L'appréciation des différents régimes de gouvernance par différentes populations dans le monde, synthèse complémentaire


- Dans les pays riches où la démocratie est ancrée depuis longtemps et qui fonctionne correctement, les pays occidentaux, les gens sont plus attachés à la démocratie représentative.

- La démocratie directe est évidemment plébiscitée par les partisans des partis populistes.

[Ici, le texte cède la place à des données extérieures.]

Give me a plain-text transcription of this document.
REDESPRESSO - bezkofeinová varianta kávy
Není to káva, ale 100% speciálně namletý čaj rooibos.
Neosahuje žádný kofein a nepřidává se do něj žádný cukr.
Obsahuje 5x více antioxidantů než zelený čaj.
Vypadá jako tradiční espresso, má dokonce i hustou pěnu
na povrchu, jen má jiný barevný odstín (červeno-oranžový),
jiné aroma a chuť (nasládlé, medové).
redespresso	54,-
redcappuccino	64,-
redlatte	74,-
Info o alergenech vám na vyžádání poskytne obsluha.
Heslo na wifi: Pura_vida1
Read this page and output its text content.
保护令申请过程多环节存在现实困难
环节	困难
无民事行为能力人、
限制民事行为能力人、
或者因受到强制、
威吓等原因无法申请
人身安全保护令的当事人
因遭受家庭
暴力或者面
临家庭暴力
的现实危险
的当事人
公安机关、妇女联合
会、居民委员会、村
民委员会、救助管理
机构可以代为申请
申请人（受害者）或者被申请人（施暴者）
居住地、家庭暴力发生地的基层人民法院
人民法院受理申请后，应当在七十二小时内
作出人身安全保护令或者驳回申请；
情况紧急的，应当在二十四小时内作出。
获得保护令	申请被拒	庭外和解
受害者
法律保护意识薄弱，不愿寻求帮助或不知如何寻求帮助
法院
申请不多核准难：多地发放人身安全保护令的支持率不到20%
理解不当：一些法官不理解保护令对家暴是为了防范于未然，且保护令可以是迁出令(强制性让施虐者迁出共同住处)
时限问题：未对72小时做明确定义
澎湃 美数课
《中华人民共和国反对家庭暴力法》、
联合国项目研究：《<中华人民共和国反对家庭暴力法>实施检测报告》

- Que l'on soit dans les pays riches ou moins riches, au niveau individuel, pour les personnes ayant des niveaux d'éducation et économique plus bas, chez qui les frustrations économique, sociale et politique se cumulent et sont importantes, on a plus tendance à être ouverts à des formes de gouvernance non-démocratiques (experts, dirigeant fort, armée).

- Des scores plus élevés pour les régimes non-démocratiques (technocratie, autocratie, régime militaire), sont plus observés chez les partisans de droite que chez les partisans de gauche.

- La confiance dans le gouvernement et la satisfaction de la démocratie, sont étroitement liées à la situation économique et à la politique intérieure.

- De bons résultats économiques se répercutent sur la confiance dans le gouvernement national, mais aussi sur l'opinion que certains ont de la démocratie.

- Le pays qui détient le plus de records, ou n'en est pas loin, c'est la Suède. Sur les 12 paramètres, les Suédois sont toujours dans le top le plus haut ou le plus bas, selon les cas et toujours du bon côté. Il n'y a pas de doute, la démocratie se porte à merveille en Suède. C'est le seul pays au monde, de l'étude, où il y a une majorité nette de 52% de « démocrates engagés », qui appuient un système dans lequel les représentants élus gouvernent mais ne soutiennent pas un régime guidé par les experts, un chef fort ou l'armée.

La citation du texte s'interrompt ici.